Given a string i want to count how many substrings with len = 5 i have on it.
For example: Input: "ABCDEFG" Output: 3
And I'm not sure what should be the easiest and fast way to do this in python. Any idea?
Update:
I want only to count different substrings.
Input: "AAAAAA" Substrings: 2 times "AAAAA" Output: 1
>>> n = 5
>>> for s in 'ABCDEF', 'AAAAAA':
... len({s[i:i+n] for i in range(len(s)-n+1)})
...
2
1
To get the sub strings you could use NLTK like this:
>>> from nltk.util import ngrams
>>> for gram in ngrams("ABCDEFG", 5):
... print gram
...
('A', 'B', 'C', 'D', 'E')
('B', 'C', 'D', 'E', 'F')
('C', 'D', 'E', 'F', 'G')
You could apply a Counter and then get the unique n-grams (and their frequency) like so:
>>> Counter(ngrams("AAAAAAA", 5))
Counter({('A', 'A', 'A', 'A', 'A'): 3})
Using list comprehension (code golf) :
findSubs=lambda s,v:[''.join([s[i+j] for j in range(v)]) for i,x in enumerate(s) if i<=len(s)-v]
findCount=lambda s,v:len(findSubs(s,v))
print findSubs('ABCDEFG', 5) #returns ['ABCDE', 'BCDEF', 'CDEFG']

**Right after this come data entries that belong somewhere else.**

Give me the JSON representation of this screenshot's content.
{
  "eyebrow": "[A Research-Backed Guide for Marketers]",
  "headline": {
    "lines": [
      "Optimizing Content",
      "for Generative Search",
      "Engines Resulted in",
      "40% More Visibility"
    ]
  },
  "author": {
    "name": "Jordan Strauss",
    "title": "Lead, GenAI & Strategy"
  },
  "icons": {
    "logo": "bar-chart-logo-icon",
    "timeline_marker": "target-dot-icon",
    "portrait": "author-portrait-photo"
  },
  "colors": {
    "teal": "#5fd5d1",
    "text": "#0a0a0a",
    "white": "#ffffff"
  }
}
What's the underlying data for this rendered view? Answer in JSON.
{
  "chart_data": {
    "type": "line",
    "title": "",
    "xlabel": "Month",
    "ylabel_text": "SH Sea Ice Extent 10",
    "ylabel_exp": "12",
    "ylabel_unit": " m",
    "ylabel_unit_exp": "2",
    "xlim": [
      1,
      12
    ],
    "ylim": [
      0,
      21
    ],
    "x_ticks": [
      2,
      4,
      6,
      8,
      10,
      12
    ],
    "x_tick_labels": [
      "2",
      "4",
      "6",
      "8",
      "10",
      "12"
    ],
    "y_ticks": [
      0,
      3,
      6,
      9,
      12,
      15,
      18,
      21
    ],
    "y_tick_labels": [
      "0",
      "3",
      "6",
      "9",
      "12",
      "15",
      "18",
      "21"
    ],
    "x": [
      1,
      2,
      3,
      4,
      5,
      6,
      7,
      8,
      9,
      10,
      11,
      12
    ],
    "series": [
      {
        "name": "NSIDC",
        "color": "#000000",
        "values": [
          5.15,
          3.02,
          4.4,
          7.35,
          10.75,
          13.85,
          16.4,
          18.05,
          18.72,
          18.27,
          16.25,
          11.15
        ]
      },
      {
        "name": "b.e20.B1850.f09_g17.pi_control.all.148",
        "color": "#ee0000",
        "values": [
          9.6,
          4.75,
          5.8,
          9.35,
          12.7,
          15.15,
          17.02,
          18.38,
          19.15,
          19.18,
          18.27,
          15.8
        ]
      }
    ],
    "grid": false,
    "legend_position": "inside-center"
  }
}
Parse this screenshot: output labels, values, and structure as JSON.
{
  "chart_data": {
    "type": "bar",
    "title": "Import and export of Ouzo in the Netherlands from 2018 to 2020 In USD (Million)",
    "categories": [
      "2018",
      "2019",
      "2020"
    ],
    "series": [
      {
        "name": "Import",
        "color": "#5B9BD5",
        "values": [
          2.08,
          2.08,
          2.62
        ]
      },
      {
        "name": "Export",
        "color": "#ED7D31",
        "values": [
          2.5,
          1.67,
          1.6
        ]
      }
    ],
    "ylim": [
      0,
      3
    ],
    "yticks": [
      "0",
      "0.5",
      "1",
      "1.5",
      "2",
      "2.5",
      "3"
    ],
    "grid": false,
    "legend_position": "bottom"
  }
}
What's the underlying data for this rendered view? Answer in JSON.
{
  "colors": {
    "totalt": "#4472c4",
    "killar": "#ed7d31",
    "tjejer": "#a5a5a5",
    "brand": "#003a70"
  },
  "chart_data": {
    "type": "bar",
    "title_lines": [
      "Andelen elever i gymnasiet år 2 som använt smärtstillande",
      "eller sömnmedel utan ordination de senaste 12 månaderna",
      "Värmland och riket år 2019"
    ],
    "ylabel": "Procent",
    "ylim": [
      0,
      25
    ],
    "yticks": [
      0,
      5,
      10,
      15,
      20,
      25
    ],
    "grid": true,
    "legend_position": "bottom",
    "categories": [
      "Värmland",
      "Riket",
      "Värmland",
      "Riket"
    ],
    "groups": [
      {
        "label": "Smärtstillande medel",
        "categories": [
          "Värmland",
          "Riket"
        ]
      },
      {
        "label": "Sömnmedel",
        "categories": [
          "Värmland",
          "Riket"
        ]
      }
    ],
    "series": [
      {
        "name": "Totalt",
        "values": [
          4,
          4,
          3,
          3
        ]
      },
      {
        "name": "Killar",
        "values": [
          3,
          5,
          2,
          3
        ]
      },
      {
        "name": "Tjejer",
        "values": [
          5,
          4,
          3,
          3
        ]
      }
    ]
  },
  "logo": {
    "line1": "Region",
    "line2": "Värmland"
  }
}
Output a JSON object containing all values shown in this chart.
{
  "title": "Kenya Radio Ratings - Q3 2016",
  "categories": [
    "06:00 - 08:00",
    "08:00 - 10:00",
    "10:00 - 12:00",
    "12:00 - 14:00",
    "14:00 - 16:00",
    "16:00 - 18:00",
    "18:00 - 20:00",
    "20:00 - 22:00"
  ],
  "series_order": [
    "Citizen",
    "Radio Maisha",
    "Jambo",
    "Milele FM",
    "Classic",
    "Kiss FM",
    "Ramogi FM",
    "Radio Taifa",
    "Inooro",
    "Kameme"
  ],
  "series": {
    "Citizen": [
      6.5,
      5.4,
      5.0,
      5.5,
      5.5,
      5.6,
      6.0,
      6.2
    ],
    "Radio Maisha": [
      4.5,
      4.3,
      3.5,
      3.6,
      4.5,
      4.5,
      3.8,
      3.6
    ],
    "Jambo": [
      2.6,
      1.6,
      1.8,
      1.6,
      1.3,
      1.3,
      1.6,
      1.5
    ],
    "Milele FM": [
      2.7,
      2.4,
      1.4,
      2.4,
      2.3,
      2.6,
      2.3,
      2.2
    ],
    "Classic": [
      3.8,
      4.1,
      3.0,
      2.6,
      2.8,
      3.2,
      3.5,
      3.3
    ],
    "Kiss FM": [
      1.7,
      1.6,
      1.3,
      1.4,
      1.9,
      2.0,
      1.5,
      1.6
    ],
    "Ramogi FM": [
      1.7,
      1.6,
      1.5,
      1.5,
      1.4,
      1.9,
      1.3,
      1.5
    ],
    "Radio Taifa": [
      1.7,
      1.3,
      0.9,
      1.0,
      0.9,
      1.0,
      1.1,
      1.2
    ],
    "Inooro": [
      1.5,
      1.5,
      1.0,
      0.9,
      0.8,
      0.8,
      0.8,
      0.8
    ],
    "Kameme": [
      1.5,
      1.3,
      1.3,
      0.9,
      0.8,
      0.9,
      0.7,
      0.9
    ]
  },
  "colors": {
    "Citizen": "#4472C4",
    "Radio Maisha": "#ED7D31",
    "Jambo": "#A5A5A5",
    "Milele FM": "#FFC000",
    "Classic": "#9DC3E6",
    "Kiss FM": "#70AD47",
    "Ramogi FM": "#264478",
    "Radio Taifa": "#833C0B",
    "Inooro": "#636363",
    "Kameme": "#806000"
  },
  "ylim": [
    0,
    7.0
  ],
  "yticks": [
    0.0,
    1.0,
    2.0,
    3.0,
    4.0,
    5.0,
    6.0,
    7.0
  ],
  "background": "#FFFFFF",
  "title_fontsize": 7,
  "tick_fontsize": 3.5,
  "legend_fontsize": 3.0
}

print findCount('ABCDEFG', 5) #returns 3
Update
For your update, you could cast the list above to a set, back to a list, then sort the strings.
findUnique=lambda s,v:sorted(list(set(findSubs(s,v))))
findUniqueCount=lambda s,v:len(findUnique(s,v))
print findUnique('AAAAAA', 5) #returns ['AAAAA']
print findUniqueCount('AAAAAA', 5) #returns 1
It is just the length minus 4:
def substrings(s):
return len(s) - 4
This is true since you can create a substring for the first, second, ..., fifth-to last character as the first letter of the substring.
A general solution may be:
def count(string, nletters):
return max(0, len(string) - nletters + 1)
Which has the use case as per your example:
print count("ABCDEFG", 5)
>>> how_much = lambda string, length: max(len(string) - length + 1, 0)
>>> how_much("ABCDEFG", 5)
3
I'm pretty sure python is not a good language to do this in, but if the length of distinct substrings you want to find is not small like 5 but larger like 1000 where your main string is very long, then a linear time solution to your problem is to build a suffix tree, you can read about them online. A suffix tree for a string of length n can be built in O(n) time, and traversing the tree also takes O(n) time and by traversing the higher levels of the tree you can count all distinct substrings of a particular length, also in O(n) time regardless of the length of substrings you want.